Oh no. There’s no more White Blonde. The 700ml beer that I bought just now.
Feeling fucked up. I don’t mean I’m drunk or that I’m going to puck or anything like that. Feeling horrid from being rejected yet from another job interview. Which was conducted by 2 Singaporeans. How’s that for fuck sake?
Why the fuck am I using so much vulgarity on my blog?
Anyway, the author of the career guidance book “What Colour is Your Parachute” wrote that going for interviews is like going for (romantic) dates. It’s like a date where you find out whether both parties are interested in each other.
I have been interested in all my “dates” (interviews). But they are not interested in me. I feel ugly, undesirable. All my “dates” have rejected me. Not logical, I know. But my ego fucking feels bruised. That’s right. Maybe it’s an ego issue.
I feel horrid.
I could do with a hug now. And someone will tell that “Joseph, everything’s going to be all right.” No. Though pep gave me a virtual hug just now. Bless her soul.
I fucking (fill in your own blank) Australians. Okay. Not going to elaborate on anything just in case DIAC (the Australian Immigration department) is monitoring this blog.

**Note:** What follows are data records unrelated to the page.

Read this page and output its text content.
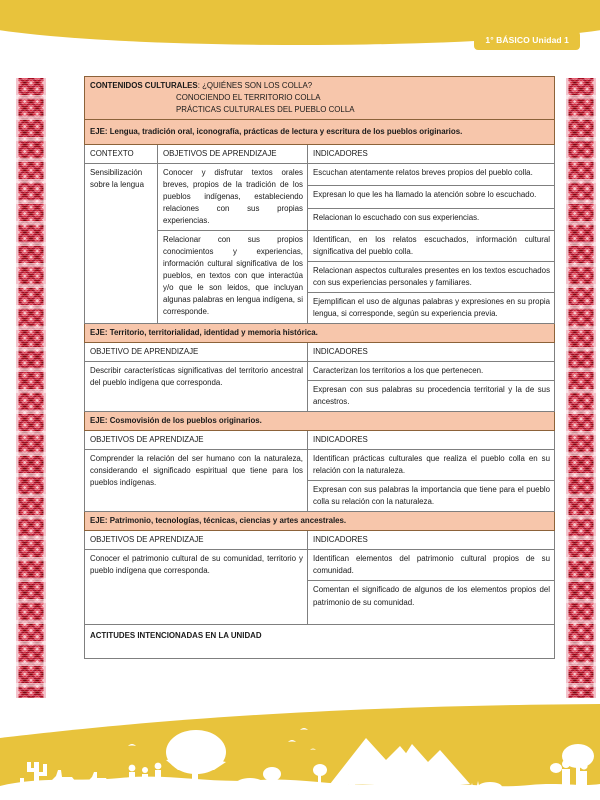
1° BÁSICO Unidad 1
CONTENIDOS CULTURALES: ¿QUIÉNES SON LOS COLLA?
CONOCIENDO EL TERRITORIO COLLA
PRÁCTICAS CULTURALES DEL PUEBLO COLLA		

EJE: Lengua, tradición oral, iconografía, prácticas de lectura y escritura de los pueblos originarios.		
CONTEXTO	OBJETIVOS DE APRENDIZAJE	INDICADORES
Sensibilización sobre la lengua	Conocer y disfrutar textos orales breves, propios de la tradición de los pueblos indígenas, estableciendo relaciones con sus propias experiencias.	Escuchan atentamente relatos breves propios del pueblo colla.
		Expresan lo que les ha llamado la atención sobre lo escuchado.
		Relacionan lo escuchado con sus experiencias.
	Relacionar con sus propios conocimientos y experiencias, información cultural significativa de los pueblos, en textos con que interactúa y/o que le son leidos, que incluyan algunas palabras en lengua indígena, si corresponde.	Identifican, en los relatos escuchados, información cultural significativa del pueblo colla.
		Relacionan aspectos culturales presentes en los textos escuchados con sus experiencias personales y familiares.
		Ejemplifican el uso de algunas palabras y expresiones en su propia lengua, si corresponde, según su experiencia previa.
EJE: Territorio, territorialidad, identidad y memoria histórica.		
OBJETIVO DE APRENDIZAJE		INDICADORES
Describir características significativas del territorio ancestral del pueblo indígena que corresponda.		Caracterizan los territorios a los que pertenecen.
		Expresan con sus palabras su procedencia territorial y la de sus ancestros.
EJE: Cosmovisión de los pueblos originarios.		
OBJETIVOS DE APRENDIZAJE		INDICADORES
Comprender la relación del ser humano con la naturaleza, considerando el significado espiritual que tiene para los pueblos indígenas.		Identifican prácticas culturales que realiza el pueblo colla en su relación con la naturaleza.
		Expresan con sus palabras la importancia que tiene para el pueblo colla su relación con la naturaleza.
EJE: Patrimonio, tecnologías, técnicas, ciencias y artes ancestrales.		
OBJETIVOS DE APRENDIZAJE		INDICADORES
Conocer el patrimonio cultural de su comunidad, territorio y pueblo indígena que corresponda.		Identifican elementos del patrimonio cultural propios de su comunidad.
		Comentan el significado de algunos de los elementos propios del patrimonio de su comunidad.
ACTITUDES INTENCIONADAS EN LA UNIDAD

I fucking (fill in your own blank) Sydney. I went to a recruiter today. Very refreshing chap from London. Or so he claimed. He said “It’s funny hearing a Singaporean saying that Sydney / Australia is souless”. “I did not say that.” “Your expression said everything.” (silence and on to other topics like “Why don’t you go to HK?”, etc).
Someone, tell me that things will be okay. I know that I’m not the easiest person to get along with. But try to feel sorry for me. And give me a hug. I’m a human being after all.
Something to look forward to for tomorrow – beer. Yay.